At one point, Opposition MLA Steven Myers, likened Transportation Minister Paula Biggar to Russian President Vladmir Putin, a statement Biggar took exception to and asked to be withdrawn.

It all began when the public accounts committee’s report to the legislature was tabled, which included 11 recommendations following 14 meetings over the last year.

Many of those meetings focused on the auditor general’s damning report on the province’s e-gaming scheme.

After the committee report was tabled Friday afternoon, MLAs stood to offer their reactions and thoughts. Their comments quickly turned to an ongoing trend at committee meetings where Opposition MLAs try to call witnesses to testify, but are blocked by the majority of Liberal MLAs on the committee who vote down many of the requests.    

Opposition MLA Brad Trivers, who recently took over as chair of the committee, expressed frustration at numerous attempts to get key players involved in e-gaming that were thwarted by government MLAs.

RELATED: Liberals votes down request for witnesses at P.E.I. e-gaming hearing

“It really seems counterintuitive to the purpose of the public accounts committee and the work of this legislative assembly to work on behalf of Islanders to find out what happened (at committee),” he said.

Myers echoed these concerns.

Both he and Opposition Leader James Aylward recalled a presentation from former Liberal MP Shawn Murphy in 2012 who once chaired the federal public accounts committee. Murphy chastised the provincial committee for playing partisan politics, pointing out that deputies and senior bureaucrats regularly appear as witnesses in Ottawa. 

“To me this committee, which should be the most powerful committee in government, isn’t because of partisanship,” Myers said.

He called for the structure of the public accounts committee to change to allow it to be made up of two MLAs from all three parties in the legislature to prevent vote blocking.

“Lopsided committees don’t allow committees to operate properly… even up the membership of the committees so they can do their work,” Myers said.
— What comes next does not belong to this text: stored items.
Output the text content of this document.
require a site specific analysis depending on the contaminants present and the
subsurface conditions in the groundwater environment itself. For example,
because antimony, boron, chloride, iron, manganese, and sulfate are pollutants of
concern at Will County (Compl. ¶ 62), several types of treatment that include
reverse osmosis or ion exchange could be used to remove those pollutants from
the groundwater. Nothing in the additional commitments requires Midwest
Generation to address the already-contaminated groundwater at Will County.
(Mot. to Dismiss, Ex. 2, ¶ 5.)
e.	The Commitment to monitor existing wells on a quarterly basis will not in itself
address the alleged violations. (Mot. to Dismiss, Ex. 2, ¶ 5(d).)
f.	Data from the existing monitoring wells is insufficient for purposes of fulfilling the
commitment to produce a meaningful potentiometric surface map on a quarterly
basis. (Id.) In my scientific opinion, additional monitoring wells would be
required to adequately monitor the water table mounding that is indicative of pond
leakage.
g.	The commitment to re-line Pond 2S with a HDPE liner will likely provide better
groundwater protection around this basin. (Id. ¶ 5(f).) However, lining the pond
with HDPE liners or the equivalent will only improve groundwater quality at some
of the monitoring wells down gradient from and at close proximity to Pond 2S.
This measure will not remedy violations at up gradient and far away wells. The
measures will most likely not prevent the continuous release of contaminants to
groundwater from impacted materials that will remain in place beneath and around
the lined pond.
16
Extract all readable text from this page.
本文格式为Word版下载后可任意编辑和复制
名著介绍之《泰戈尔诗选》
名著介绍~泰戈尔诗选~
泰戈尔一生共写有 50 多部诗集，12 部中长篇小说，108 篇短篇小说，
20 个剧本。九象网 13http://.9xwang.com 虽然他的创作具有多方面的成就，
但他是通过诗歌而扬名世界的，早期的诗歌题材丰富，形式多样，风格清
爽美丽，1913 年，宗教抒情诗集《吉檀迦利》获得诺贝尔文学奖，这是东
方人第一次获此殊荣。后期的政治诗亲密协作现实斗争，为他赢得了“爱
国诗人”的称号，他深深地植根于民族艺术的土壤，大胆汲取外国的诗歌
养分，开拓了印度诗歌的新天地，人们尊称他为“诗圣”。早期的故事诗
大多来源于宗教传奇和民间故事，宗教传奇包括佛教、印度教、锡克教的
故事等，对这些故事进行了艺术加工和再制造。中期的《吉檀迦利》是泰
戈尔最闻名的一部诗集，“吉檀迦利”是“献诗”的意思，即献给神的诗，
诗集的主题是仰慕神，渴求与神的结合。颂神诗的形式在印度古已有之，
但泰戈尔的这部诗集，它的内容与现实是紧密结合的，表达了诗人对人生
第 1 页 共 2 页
Green Leader Peter Bevan-Baker liked this idea, but went a step further, suggesting that since committees are structured proportionally based on the makeup of the legislative assembly, adopting a more proportional voting system would prevent lopsided governments as well as lopsided committees.
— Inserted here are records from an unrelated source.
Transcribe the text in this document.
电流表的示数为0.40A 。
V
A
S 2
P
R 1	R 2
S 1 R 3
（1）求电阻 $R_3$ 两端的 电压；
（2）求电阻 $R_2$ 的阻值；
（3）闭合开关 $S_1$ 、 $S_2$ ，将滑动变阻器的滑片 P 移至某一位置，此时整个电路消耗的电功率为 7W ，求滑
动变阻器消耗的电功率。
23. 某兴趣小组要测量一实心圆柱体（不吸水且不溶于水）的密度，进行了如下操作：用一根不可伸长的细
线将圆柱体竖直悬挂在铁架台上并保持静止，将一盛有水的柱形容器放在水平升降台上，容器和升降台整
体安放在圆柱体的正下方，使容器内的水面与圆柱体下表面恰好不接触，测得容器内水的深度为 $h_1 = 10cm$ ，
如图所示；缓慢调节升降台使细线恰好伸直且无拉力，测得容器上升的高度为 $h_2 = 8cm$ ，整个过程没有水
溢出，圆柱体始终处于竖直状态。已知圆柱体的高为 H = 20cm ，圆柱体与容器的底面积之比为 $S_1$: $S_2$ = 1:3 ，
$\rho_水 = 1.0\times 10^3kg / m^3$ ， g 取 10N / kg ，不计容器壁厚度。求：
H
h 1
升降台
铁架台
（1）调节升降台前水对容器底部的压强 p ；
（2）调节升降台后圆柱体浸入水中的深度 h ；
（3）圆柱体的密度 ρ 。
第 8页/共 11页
Government MLAs did not seem as enamoured with this notion. Education Minister Jordan Brown, who served as vice-chair of public accounts until he was promoted to cabinet last month, aired his own concerns about the committee meetings, saying he felt Myers had been disrespectful toward the auditor general.

Myers then turned around and began giving his own version of events to reporters in the media gallery from his seat in the house. Biggar raised a point of order, saying he should not be talking to the media while in the chamber. That’s when Myers fired back at Biggar.

“We’re not allowed to talk. Is that Vladimir Putin over there?”

Biggar asked for the statement to be withdrawn, which Myers did, but said he still felt Biggar was trying to limit his rights in the chamber. 

In the end, the report of the committee was adopted unanimously by the legislature, but concerns about witness blocking were left unaddressed.